Tanya Cox
Director at CONCORD Europe

The European Development Days, or EDD, is a development fair that is particularly useful to meet and to network, but also to exchange ideas and – hopefully – to learn. I’ll come back to exchange of ideas, but on the learning front, this year’s EDD was certainly a missed opportunity to demystify the Global Gateway – or rather, to go beyond the slogans. Civil society came to find some answers that are not available on websites or in public documents. We were disappointed.

One of the aspects I’d been keen to hear more about was how civil society may get involved. Because despite the clear promise to the private sector that they would play a key role via a Business Advisory Group – and of course we all know that European companies will be important in contributing to the flagship Team Europe Initiatives – it is far less clear how civil society may contribute its expertise. Despite the Commission creating a Multi-stakeholder Forum in its Digital4Development (D4D) Hub, no such promises are made for the Global Gateway.
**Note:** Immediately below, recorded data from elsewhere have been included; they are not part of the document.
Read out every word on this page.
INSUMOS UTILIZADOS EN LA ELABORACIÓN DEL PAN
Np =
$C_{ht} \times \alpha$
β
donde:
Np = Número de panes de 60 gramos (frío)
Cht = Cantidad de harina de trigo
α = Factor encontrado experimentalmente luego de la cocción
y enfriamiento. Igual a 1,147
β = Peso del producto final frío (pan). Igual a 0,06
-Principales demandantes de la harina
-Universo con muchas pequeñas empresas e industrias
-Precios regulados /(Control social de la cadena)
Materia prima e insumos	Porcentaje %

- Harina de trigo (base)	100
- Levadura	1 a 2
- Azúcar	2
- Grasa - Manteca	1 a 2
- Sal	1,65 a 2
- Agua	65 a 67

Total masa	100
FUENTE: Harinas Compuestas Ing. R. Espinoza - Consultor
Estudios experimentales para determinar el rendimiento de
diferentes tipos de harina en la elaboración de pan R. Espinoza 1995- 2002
And in any case, one might wonder what is the purpose of the multiplication of different bodies, especially if silo’d by actor.
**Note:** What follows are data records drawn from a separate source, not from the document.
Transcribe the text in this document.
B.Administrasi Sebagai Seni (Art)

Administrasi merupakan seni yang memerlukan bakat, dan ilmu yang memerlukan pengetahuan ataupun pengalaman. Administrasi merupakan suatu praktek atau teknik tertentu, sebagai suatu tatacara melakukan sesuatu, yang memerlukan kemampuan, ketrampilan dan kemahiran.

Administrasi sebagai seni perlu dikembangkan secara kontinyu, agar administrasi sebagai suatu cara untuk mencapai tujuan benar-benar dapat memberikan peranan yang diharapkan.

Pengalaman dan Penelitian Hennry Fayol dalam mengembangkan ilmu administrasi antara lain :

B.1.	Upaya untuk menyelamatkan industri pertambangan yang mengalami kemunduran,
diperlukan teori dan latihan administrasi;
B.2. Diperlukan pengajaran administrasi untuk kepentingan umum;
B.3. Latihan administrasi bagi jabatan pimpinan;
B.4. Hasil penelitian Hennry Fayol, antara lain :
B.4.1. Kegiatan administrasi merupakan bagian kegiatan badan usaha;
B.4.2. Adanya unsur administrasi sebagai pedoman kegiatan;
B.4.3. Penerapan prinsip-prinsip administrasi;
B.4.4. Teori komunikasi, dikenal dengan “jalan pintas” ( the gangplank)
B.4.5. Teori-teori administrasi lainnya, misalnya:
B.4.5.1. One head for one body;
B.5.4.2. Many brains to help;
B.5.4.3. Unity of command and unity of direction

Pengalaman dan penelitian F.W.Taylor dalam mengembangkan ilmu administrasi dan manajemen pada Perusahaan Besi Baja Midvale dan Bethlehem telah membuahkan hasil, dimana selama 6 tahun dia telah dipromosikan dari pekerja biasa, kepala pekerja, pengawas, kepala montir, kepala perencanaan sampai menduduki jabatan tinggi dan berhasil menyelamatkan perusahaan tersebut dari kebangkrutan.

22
I had also assumed that I would  learn how guaranteeing digital civic space can be part of Global Gateway plans, given the degree to which digital tech is reshaping our world and particularly our ability to organise and to exercise our rights.  How will the EU ensure that the companies and governments they work with are not complicit – or directly involved – in shutting down that space? I felt sure that civil society representatives would be raising this – in panels and in their questions to panelists.

But I soon realised that the panels were largely constituted of the ‘usual suspects’ – there was little civil society representation and therefore the voices of the most marginalised and those who do their best to represent them were absent. While the term human-centric, or people-centred, approach has been adopted by the institutions and governments, and indeed is bandied around quite readily, it still remains unclear how this is – or will be – implemented in practice or whether there is even a common understanding of what taking a ‘people-centred approach’ should involve. However, whenever the subject of respecting digital rights is broached, this is the standard answer.

So, unfortunately, few of my questions were answered. Worse still, when a civil society colleague tried to explore the opportunities, she got rudely and aggressively shut down by German MEP Reinhard Butikofer. Where were EU values such as tolerance and freedom of expression? As we mentioned on Twitter, this sent a very negative signal – and reinforced our impression that the Global Gateway is only for the privileged few ‘on the inside’.

A few months ago, I wrote about how the fundamental role of civil society is put into question – or even actively undermined. If the EDDs are to remain relevant, and if a people-centered approach is the aim, then next year’s edition must include conscious actions to ensure that the voices of all people and all sectors of society are represented. This is important no matter the subject under discussion. There are no subjects which have no impacts on people!